Sonntag, 5. Januar 2014

Lauchstrudel

Ihr braucht:
  • 1 Rechteckiger Blätterteig
  • 1 Lauch, ca. 300g
  • Etwas Öl
  • 1EL braunes Mandelmus
  • Salz, Pfeffer, Knoblauch
  • 4 EL Planzensahne (hier Hafersahne)
  • 2 EL gepuffter Amaranth
  • 4 EL Mandelblättchen
Zubereitung:
Backofen auf 190°C vorheizen
Den Lauch der Länge nach halbieren, waschen und in Ringe schneiden. Etwas Öl in einer flachen Pfanne erhitzen und den Lauch dazugeben. Gut würzen und bei mittlerer Hitze so lange gar werden lassen, bis er etwa auf die Hälfte seiner ursprünglichen Grösse zusammengefallen ist. Danach das Mandelmus, 3EL Pflanzensahne und 3EL Mandelblättchen unterrühren.

Den Teig ausbreiten und die Mitte mit dem Amaranth bestreuen. (Oder gemahlene Nüsse oder Paniermehl, damit nichts durchweicht!)

Danach die Lauchmasse darauf verteilen und erst die schmalen Enden oben und unten einklappen, danach die Seiten überschlagen zum Verschliessen.

Mit Hafersahne bestreichen und einscheiden (ich nehm eine saubere Haushaltsschere dazu...), die restlichen Mandelblättchen drübersteuen und in der unteren Backofenhälfte für ca. 20 Minuten goldbraun backen. Nach der halben Backzeit die Temperatur etwas reduzieren, 150 - 160°C reichen.



Samstag, 4. Januar 2014

Herzhafte Kartoffel-Mais-Muffins


Kartoffel-Mais-Muffins

Für 12(-15) Stück braucht ihr:
  • 150g Mehl
  • 1 1/2 TL Backpulver
  • 3 TL Kräutersalz
  • 1/2 TL Natron
  • 1 EL Essig
  • 100g vegane Kartoffelpüreeflocken
  • 2 EL getrocknete Petersilie
  • Pfeffer
  • Paprika
  • 2 gehäufte EL Sojamehl
  • 200ml ungesüsste Pflanzenmilch
  • 100ml Öl
  • 100ml Pflanzensahne
  • 150g Mais aus der Dose, abgetropft
  • Ev. als Deko einige Maiskörner und/oder etwas Pizzaschmelz


Den Backofen auf 185°C vorheizen. In einer kleinen Schüssel die trockenen Zutaten vermischen, in einer grossen die flüssigen.
Danach die trockene Mischung langsam in die grosse Schüssel einrühren. Das Muffinblech mit Papierförmchen auslegen und die Masse einfüllen.
Die Muffins mit Mais und Käse bestreuen und für 20 Minuten in der Mitte des Ofens backen, bis sie goldbraun sind. In den letzten 5 Minuten auf Unterhitze umschalten.
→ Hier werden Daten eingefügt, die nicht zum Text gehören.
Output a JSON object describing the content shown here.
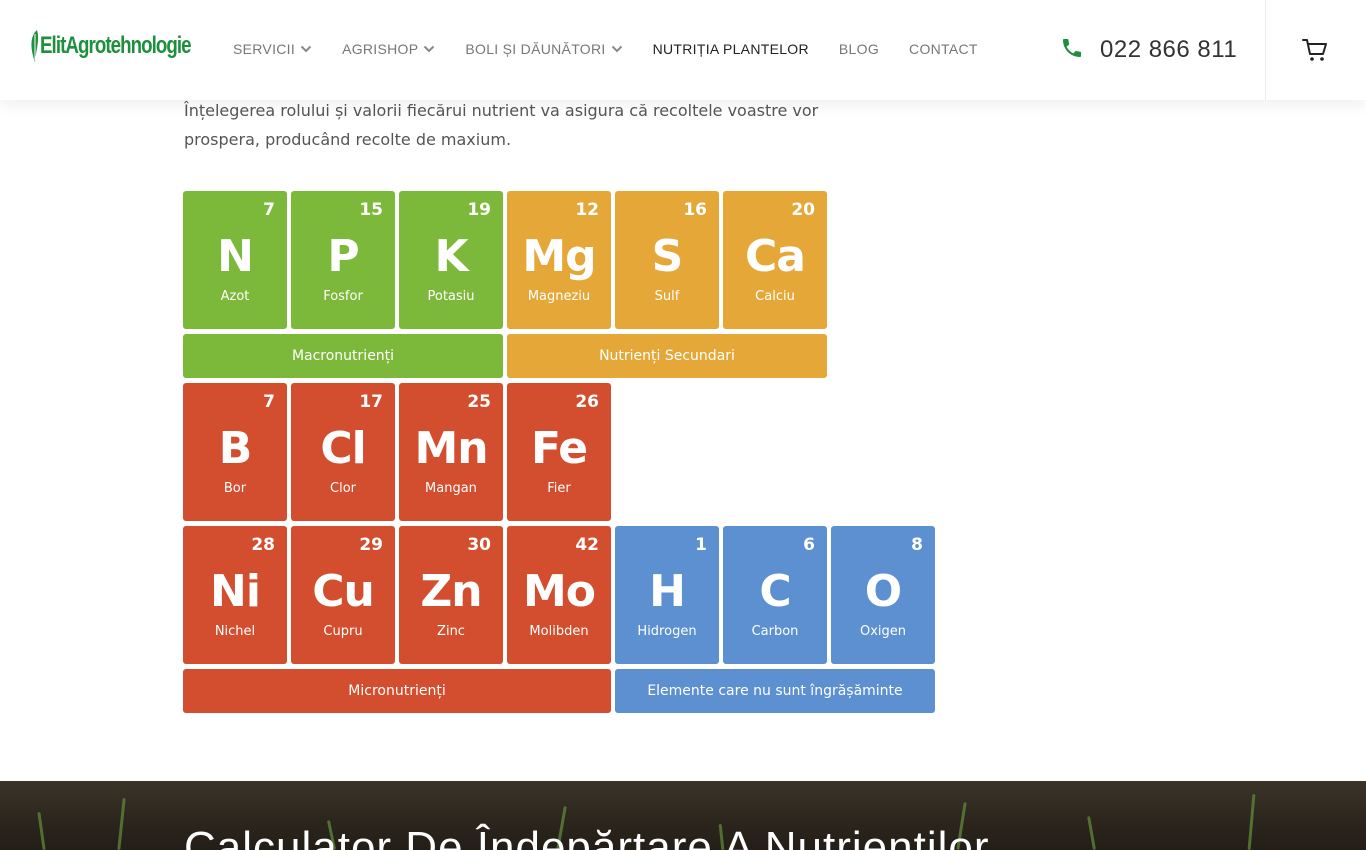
{
  "brand": {
    "logo_text_prefix": "Elit",
    "logo_text_main": "Agrotehnologie",
    "accent_color": "#1e8f3c"
  },
  "nav": {
    "items": [
      {
        "label": "SERVICII",
        "dropdown": true
      },
      {
        "label": "AGRISHOP",
        "dropdown": true
      },
      {
        "label": "BOLI ȘI DĂUNĂTORI",
        "dropdown": true
      },
      {
        "label": "NUTRIȚIA PLANTELOR",
        "dropdown": false,
        "active": true
      },
      {
        "label": "BLOG",
        "dropdown": false
      },
      {
        "label": "CONTACT",
        "dropdown": false
      }
    ]
  },
  "contact": {
    "phone_icon": "phone-icon",
    "phone": "022 866 811"
  },
  "cart": {
    "icon": "cart-icon"
  },
  "intro": "Înțelegerea rolului și valorii fiecărui nutrient va asigura că recoltele voastre vor prospera, producând recolte de maxium.",
  "colors": {
    "macro": "#7cb93b",
    "secondary": "#e5a838",
    "micro": "#d24e2f",
    "non_fertilizer": "#5c90d1"
  },
  "elements": [
    {
      "num": "7",
      "sym": "N",
      "name": "Azot",
      "group": "green"
    },
    {
      "num": "15",
      "sym": "P",
      "name": "Fosfor",
      "group": "green"
    },
    {
      "num": "19",
      "sym": "K",
      "name": "Potasiu",
      "group": "green"
    },
    {
      "num": "12",
      "sym": "Mg",
      "name": "Magneziu",
      "group": "orange"
    },
    {
      "num": "16",
      "sym": "S",
      "name": "Sulf",
      "group": "orange"
    },
    {
      "num": "20",
      "sym": "Ca",
      "name": "Calciu",
      "group": "orange"
    },
    {
      "num": "7",
      "sym": "B",
      "name": "Bor",
      "group": "red"
    },
    {
      "num": "17",
      "sym": "Cl",
      "name": "Clor",
      "group": "red"
    },
    {
      "num": "25",
      "sym": "Mn",
      "name": "Mangan",
      "group": "red"
    },
    {
      "num": "26",
      "sym": "Fe",
      "name": "Fier",
      "group": "red"
    },
    {
      "num": "28",
      "sym": "Ni",
      "name": "Nichel",
      "group": "red"
    },
    {
      "num": "29",
      "sym": "Cu",
      "name": "Cupru",
      "group": "red"
    },
    {
      "num": "30",
      "sym": "Zn",
      "name": "Zinc",
      "group": "red"
    },
    {
      "num": "42",
      "sym": "Mo",
      "name": "Molibden",
      "group": "red"
    },
    {
      "num": "1",
      "sym": "H",
      "name": "Hidrogen",
      "group": "blue"
    },
    {
      "num": "6",
      "sym": "C",
      "name": "Carbon",
      "group": "blue"
    },
    {
      "num": "8",
      "sym": "O",
      "name": "Oxigen",
      "group": "blue"
    }
  ],
  "bands": {
    "macro": "Macronutrienți",
    "secondary": "Nutrienți Secundari",
    "micro": "Micronutrienți",
    "non_fertilizer": "Elemente care nu sunt îngrășăminte"
  },
  "banner": {
    "title": "Calculator De Îndepărtare A Nutrienților"
  }
}
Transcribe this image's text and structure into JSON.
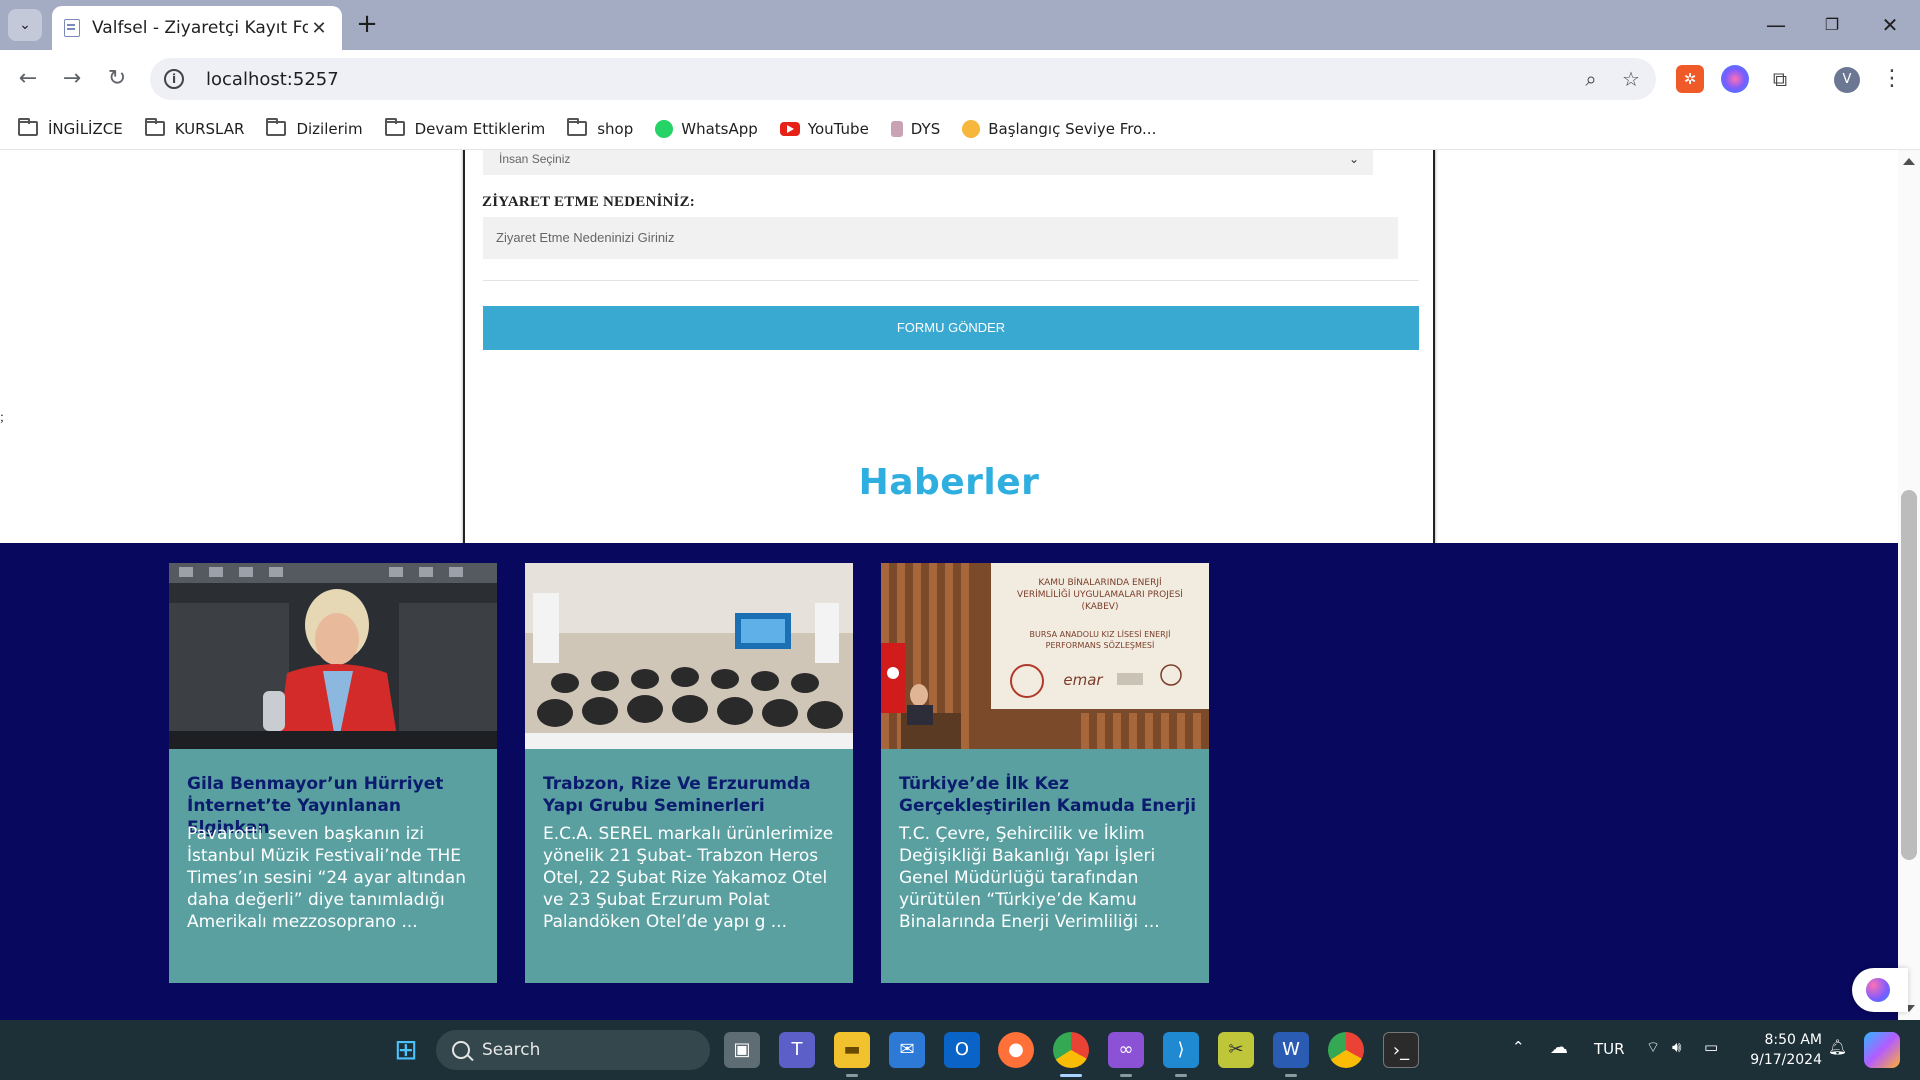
{
  "browser": {
    "tab_title": "Valfsel - Ziyaretçi Kayıt Formu",
    "url": "localhost:5257",
    "bookmarks": [
      {
        "label": "İNGİLİZCE",
        "icon": "folder-icon"
      },
      {
        "label": "KURSLAR",
        "icon": "folder-icon"
      },
      {
        "label": "Dizilerim",
        "icon": "folder-icon"
      },
      {
        "label": "Devam Ettiklerim",
        "icon": "folder-icon"
      },
      {
        "label": "shop",
        "icon": "folder-icon"
      },
      {
        "label": "WhatsApp",
        "icon": "whatsapp-icon"
      },
      {
        "label": "YouTube",
        "icon": "youtube-icon"
      },
      {
        "label": "DYS",
        "icon": "dys-icon"
      },
      {
        "label": "Başlangıç Seviye Fro...",
        "icon": "site-icon"
      }
    ],
    "avatar_letter": "V"
  },
  "form": {
    "select_placeholder": "İnsan Seçiniz",
    "reason_label": "ZİYARET ETME NEDENİNİZ:",
    "reason_placeholder": "Ziyaret Etme Nedeninizi Giriniz",
    "submit_label": "FORMU GÖNDER"
  },
  "page": {
    "stray_text": ";",
    "news_heading": "Haberler"
  },
  "news": [
    {
      "title": "Gila Benmayor’un Hürriyet İnternet’te Yayınlanan Elginkan",
      "text": "Pavarotti seven başkanın izi İstanbul Müzik Festivali’nde THE Times’ın sesini “24 ayar altından daha değerli” diye tanımladığı Amerikalı mezzosoprano ..."
    },
    {
      "title": "Trabzon, Rize Ve Erzurumda Yapı Grubu Seminerleri",
      "text": "E.C.A. SEREL markalı ürünlerimize yönelik 21 Şubat- Trabzon Heros Otel, 22 Şubat Rize Yakamoz Otel ve 23 Şubat Erzurum Polat Palandöken Otel’de yapı g ..."
    },
    {
      "title": "Türkiye’de İlk Kez Gerçekleştirilen Kamuda Enerji",
      "text": "T.C. Çevre, Şehircilik ve İklim Değişikliği Bakanlığı Yapı İşleri Genel Müdürlüğü tarafından yürütülen “Türkiye’de Kamu Binalarında Enerji Verimliliği ..."
    }
  ],
  "news_image3_banner": {
    "line1": "KAMU BİNALARINDA ENERJİ",
    "line2": "VERİMLİLİĞİ UYGULAMALARI PROJESİ",
    "line3": "(KABEV)",
    "line4": "BURSA ANADOLU KIZ LİSESİ ENERJİ",
    "line5": "PERFORMANS SÖZLEŞMESİ",
    "logo": "emar"
  },
  "taskbar": {
    "search_label": "Search",
    "language": "TUR",
    "time": "8:50 AM",
    "date": "9/17/2024"
  },
  "colors": {
    "accent": "#3aa9d1",
    "heading": "#2faee0",
    "news_band": "#08085e",
    "card_bg": "#5aa0a1",
    "card_title": "#0b1c6e"
  }
}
Auf einem Gitter auskühlen lassen.





Freitag, 3. Januar 2014

Chicorée-Käse-Toast

Für 4 Stück braucht ihr:
  • 4 Grosse Scheiben Vollkorntoast
  • 2 Stück Chicorée
  • 3EL Zucker
  • 1EL Wasser
  • 2EL Bratöl
  • Salz, Pfeffer
  • 3 EL Edelhefeflocken
  • 3 Scheiben Wilmersburger Classic oder 2 Scheiben und etwas Pizzaschmelz
  • etwas Olivenöl
Zubereitung:
Das Brot toasten und auf ein Stück Küchenkrepp legen, damit es auskühlt und nicht durchweicht.
Den Ofen auf 180°C vorheizen und den Chicorée in Stücke schneiden.
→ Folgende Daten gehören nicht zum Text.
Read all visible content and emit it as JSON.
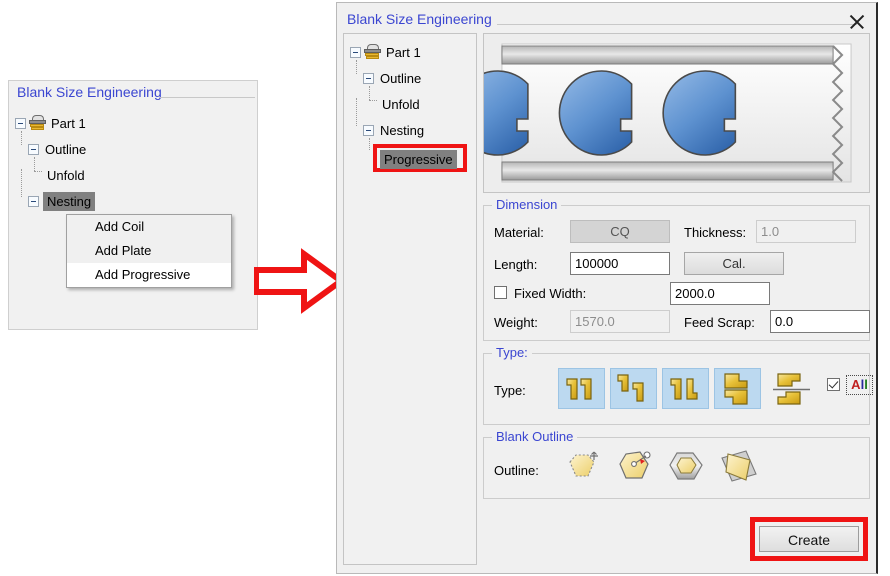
{
  "left_panel": {
    "title": "Blank Size Engineering",
    "tree": [
      {
        "label": "Part 1",
        "icon": "part-stack-icon",
        "expanded": true,
        "selected": false
      },
      {
        "label": "Outline",
        "expanded": true,
        "selected": false
      },
      {
        "label": "Unfold",
        "expanded": false,
        "selected": false
      },
      {
        "label": "Nesting",
        "expanded": true,
        "selected": true
      }
    ],
    "context_menu": {
      "items": [
        {
          "label": "Add Coil",
          "hover": false
        },
        {
          "label": "Add Plate",
          "hover": false
        },
        {
          "label": "Add Progressive",
          "hover": true
        }
      ]
    }
  },
  "arrow": {
    "name": "right-arrow",
    "color": "#ef1414"
  },
  "dialog": {
    "title": "Blank Size Engineering",
    "close_label": "✕",
    "tree": [
      {
        "label": "Part 1",
        "icon": "part-stack-icon",
        "expanded": true,
        "selected": false
      },
      {
        "label": "Outline",
        "expanded": true,
        "selected": false
      },
      {
        "label": "Unfold",
        "expanded": false,
        "selected": false
      },
      {
        "label": "Nesting",
        "expanded": true,
        "selected": false
      },
      {
        "label": "Progressive",
        "expanded": false,
        "selected": true,
        "highlighted": true
      }
    ],
    "preview": {
      "name": "nesting-strip-preview",
      "blank_count": 3
    },
    "dimension": {
      "title": "Dimension",
      "material_label": "Material:",
      "material_value": "CQ",
      "thickness_label": "Thickness:",
      "thickness_value": "1.0",
      "length_label": "Length:",
      "length_value": "100000",
      "cal_label": "Cal.",
      "fixed_width_label": "Fixed Width:",
      "fixed_width_checked": false,
      "fixed_width_value": "2000.0",
      "weight_label": "Weight:",
      "weight_value": "1570.0",
      "feed_scrap_label": "Feed Scrap:",
      "feed_scrap_value": "0.0"
    },
    "type": {
      "title": "Type:",
      "row_label": "Type:",
      "options": [
        {
          "name": "type-two-up-icon",
          "selected": true
        },
        {
          "name": "type-staggered-icon",
          "selected": true
        },
        {
          "name": "type-mirrored-icon",
          "selected": true
        },
        {
          "name": "type-vertical-pair-icon",
          "selected": true
        },
        {
          "name": "type-opposed-icon",
          "selected": false
        }
      ],
      "all_checked": true,
      "all_label": "All"
    },
    "blank_outline": {
      "title": "Blank Outline",
      "row_label": "Outline:",
      "options": [
        {
          "name": "outline-move-icon"
        },
        {
          "name": "outline-edit-node-icon"
        },
        {
          "name": "outline-offset-icon"
        },
        {
          "name": "outline-rotate-icon"
        }
      ]
    },
    "create_label": "Create"
  }
}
Wasser und Zucker in einer Pfanne erhitzen und etwas karamellisieren lassen, danach den Chicorée dazugeben und gut umrühren. Anschliessend das Öl zugeben und gut würzen, etwa 3 Minuten köcheln lassen.

Den Toast auf ein Blech oder Gitter legen und je 1/2 Scheibe Wilmersburger drauflegen.

Darauf den leicht abgetropften Chicorée verteilen und mit Pizzaschmelz oder einer kleingeschnittenen Käsescheibe bestreuen. Ausserdem noch einige Hefeflocken drüberstreuen und ca. 12-15 Minuten backen.
Vor dem servieren etwas Olivenöl über die Toasts träufeln.
Durch das Vortoasten und den Käse bleibt das Brot schön knusprig und weicht nicht durch!